Screening film in the gallery brings the black box and white cube into dialogue. When we screen a film in this context, we introduce temporal structure into a spatially governed environment. The gallery, usually associated with circulation and movement between works, shifts into a different mode altering the habitual bodily relation to the gallery. This encounter reveals that space and time are not easily separable. On a Kantian view, they are the necessary conditions of experience. Without space and time as a priori forms, perception could not cohere into meaningful experience.

Beyond this spatial and temporal relation, cinema and visual art share an economy of attention. Both ask the viewer to enter, pause, and consider how visual information operates within conceptual relations.

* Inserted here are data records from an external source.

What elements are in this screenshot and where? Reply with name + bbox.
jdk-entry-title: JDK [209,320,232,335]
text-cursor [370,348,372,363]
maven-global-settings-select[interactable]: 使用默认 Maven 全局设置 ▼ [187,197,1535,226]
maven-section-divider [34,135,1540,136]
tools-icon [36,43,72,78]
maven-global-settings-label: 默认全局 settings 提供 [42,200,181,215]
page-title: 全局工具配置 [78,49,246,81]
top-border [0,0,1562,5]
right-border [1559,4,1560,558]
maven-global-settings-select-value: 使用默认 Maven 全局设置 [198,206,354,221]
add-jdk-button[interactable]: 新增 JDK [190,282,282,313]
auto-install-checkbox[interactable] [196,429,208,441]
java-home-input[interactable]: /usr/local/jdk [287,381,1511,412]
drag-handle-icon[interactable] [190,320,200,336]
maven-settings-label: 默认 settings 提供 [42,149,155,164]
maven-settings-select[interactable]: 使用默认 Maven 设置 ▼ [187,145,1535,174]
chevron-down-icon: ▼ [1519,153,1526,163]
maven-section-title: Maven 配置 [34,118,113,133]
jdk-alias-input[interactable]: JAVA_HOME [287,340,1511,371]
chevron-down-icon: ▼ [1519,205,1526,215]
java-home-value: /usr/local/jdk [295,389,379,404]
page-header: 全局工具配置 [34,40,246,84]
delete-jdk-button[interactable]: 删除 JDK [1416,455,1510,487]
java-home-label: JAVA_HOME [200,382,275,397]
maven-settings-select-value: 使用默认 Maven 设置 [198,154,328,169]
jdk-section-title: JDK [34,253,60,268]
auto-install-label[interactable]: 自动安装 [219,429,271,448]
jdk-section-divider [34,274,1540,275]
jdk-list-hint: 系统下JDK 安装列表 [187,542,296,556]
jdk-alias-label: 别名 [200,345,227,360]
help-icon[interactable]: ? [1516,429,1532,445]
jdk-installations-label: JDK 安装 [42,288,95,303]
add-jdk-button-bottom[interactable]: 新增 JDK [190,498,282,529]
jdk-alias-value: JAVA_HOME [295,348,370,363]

Context shapes perception.

From a broader historical perspective, one might recall Hegel, who understood art as an evolving expression of collective spirit shaped by its historical moment. Where the nineteenth century located its highest artistic form in painting, the twentieth arguably found it in the moving image. To screen films in the gallery acknowledges that artistic media evolve alongside cultural consciousness. Contemporary visual culture is shaped by moving images that circulate constantly across laptops and phones, scaled down and consumed in distraction. Projecting film in the gallery restores lost notions of scale, duration, and collective presence. Thereby, film screenings acknowledge the centrality of the moving image in our cultural moment while resisting its reduction to short-form consumption. 


There is also an institutional dimension.

As commercial film distribution narrows around profitability, galleries increasingly provide space for non-commercial and experimental moving image practices. This affinity between cinema and the gallery is not incidental. Consider The Colour of Pomegranates by Sergei Parajanov: its tableaux unfold less as conventional narrative than as a sequence of composed images, each frame operating with the stillness and symbolic density of painting. Or the immersive video environments of Pipilotti Rist, where projected moving images spill across walls and ceilings, dissolving the boundary between cinematic projection and installation art. In such works, film already inhabits the spatial and conceptual logic of the gallery.

Accordingly, our screenings are curated with attention to placement, atmosphere, and dialogue with surrounding works, so that the moving image becomes part of the gallery’s spatial composition rather than an interruption of it.